I’m still down. My only extra activity yesterday was to write a letter to the Parole Board on behalf of one of my guys who has a release hearing coming up. I’m current with replies. We’ll see what tomorrow brings.
Jig Zone Puzzle:
Today’s took me 3:44 (average 4:39). To do it, click here. How did you do?
From The Telegraph: US Treasury Secretary Timothy Geithner is reportedly preparing to leave his postion [sic] by the end of the month, before politicians sit down for another gruelling [sic] round of talks over the country’s debt ceiling.
I say good riddance to Timmy the Tool, in my opinion, Obama’s worst appointment. However, he could not have picked a more inconvenient time to leave the US without a Treasury Secretary.
From Robert Reich: It has become accepted economic wisdom, uttered with deadpan certainty by policy pundits and budget scolds on both sides of the aisle, that the only way to get control over America’s looming deficits is to “reform entitlements.”
But the accepted wisdom is wrong.
Start with the statistics Republicans trot out at the slightest provocation — federal budget data showing a huge spike in direct payments to individuals since the start of 2009, shooting up by almost $600 billion, a 32 percent increase.
And Census data showing 49 percent of Americans living in homes where at least one person is collecting a federal benefit – food stamps, unemployment insurance, worker’s compensation, or subsidized housing — up from 44 percent in 2008.
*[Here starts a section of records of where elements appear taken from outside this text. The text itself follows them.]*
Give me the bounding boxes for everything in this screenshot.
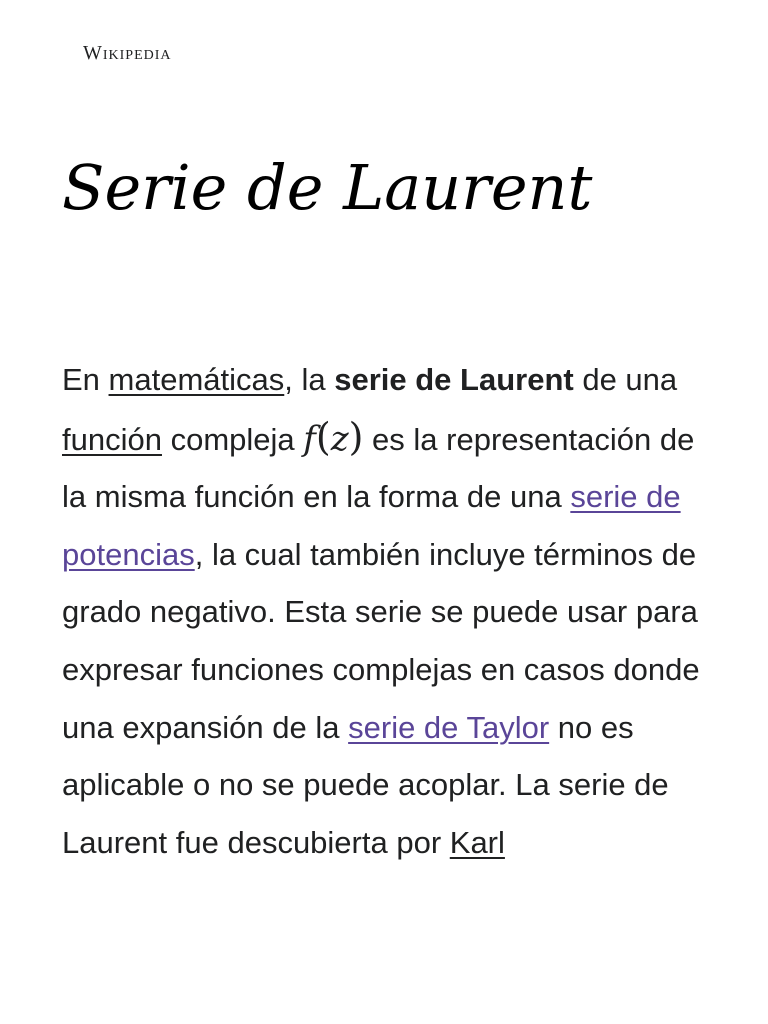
lead-text: no es aplicable o no se puede acoplar. La serie de Laurent fue descubierta por — [62, 709, 669, 860]
lead-text: compleja — [161, 421, 304, 457]
math-z: z — [330, 418, 349, 459]
bold-term: serie de Laurent — [334, 362, 574, 397]
math-f: f — [303, 418, 316, 459]
page-title: Serie de Laurent — [62, 151, 593, 224]
lead-text: de una — [573, 362, 678, 397]
wikipedia-wordmark-link[interactable]: Wikipedia — [83, 42, 172, 64]
lead-text: En — [62, 362, 109, 397]
math-formula — [303, 414, 364, 459]
link-funcion[interactable]: función — [62, 421, 162, 457]
article-lead-paragraph — [62, 351, 712, 871]
link-matematicas[interactable]: matemáticas — [108, 362, 285, 397]
link-karl[interactable]: Karl — [449, 824, 505, 860]
link-serie-de-potencias[interactable]: serie de potencias — [62, 479, 681, 572]
lead-text: , la — [284, 362, 335, 397]
lead-text: , la cual también incluye términos de grado negativo. Esta serie se puede usar para expresar funciones complejas en casos donde una expansión de la — [62, 536, 700, 745]
lead-text: es la representación de la misma función en la forma de una — [62, 421, 695, 515]
math-close-paren: ) — [348, 414, 364, 459]
link-serie-de-taylor[interactable]: serie de Taylor — [348, 709, 550, 745]
math-open-paren: ( — [315, 414, 331, 459]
But these expenditures aren’t driving the federal budget deficit in future years. They’re temporary. The reason for the spike is Americans got clobbered in 2008 with the worst economic catastrophe since the Great Depression. They and their families have needed whatever helping hands they could get.
If anything, America’s safety nets have been too small and shot through with holes. That’s why the number and percentage of Americans in poverty has increased dramatically, including 22 percent of our children.
Here we have more clear thinking by Robert Reich. Click through for an excellent read. As usual Republicans are using text without context for pretext.
From McClatchy DC: U.S. Rep. Steven Palazzo says he voted against funding to pay the Hurricane Sandy flood insurance claims because of the deficit, but as the chief financial officer for the Biloxi Public Housing Authority back in 2005, Palazzo asked for federal relief despite the nation’s debt.
The Housing Authority listed $38.5 million in "Total Funds Needed Right Away" in a handout published one month after Katrina devastated 70 miles of Mississippi’s coastline Aug. 29, 2005.
The handout quoted Palazzo, then the authority’s deputy director and chief financial officer: "Tell our national leaders — don’t send more inspectors — we know what’s damaged and how to fix it. Send us money so we can put our families back together and do our part to rebuild our community."
How typical this is of hypocritical Republican greed. Had Sandy hit Dixie, Republicans would be screaming for more aid.
Would someone please give Bought Bitch Mitch a BJ?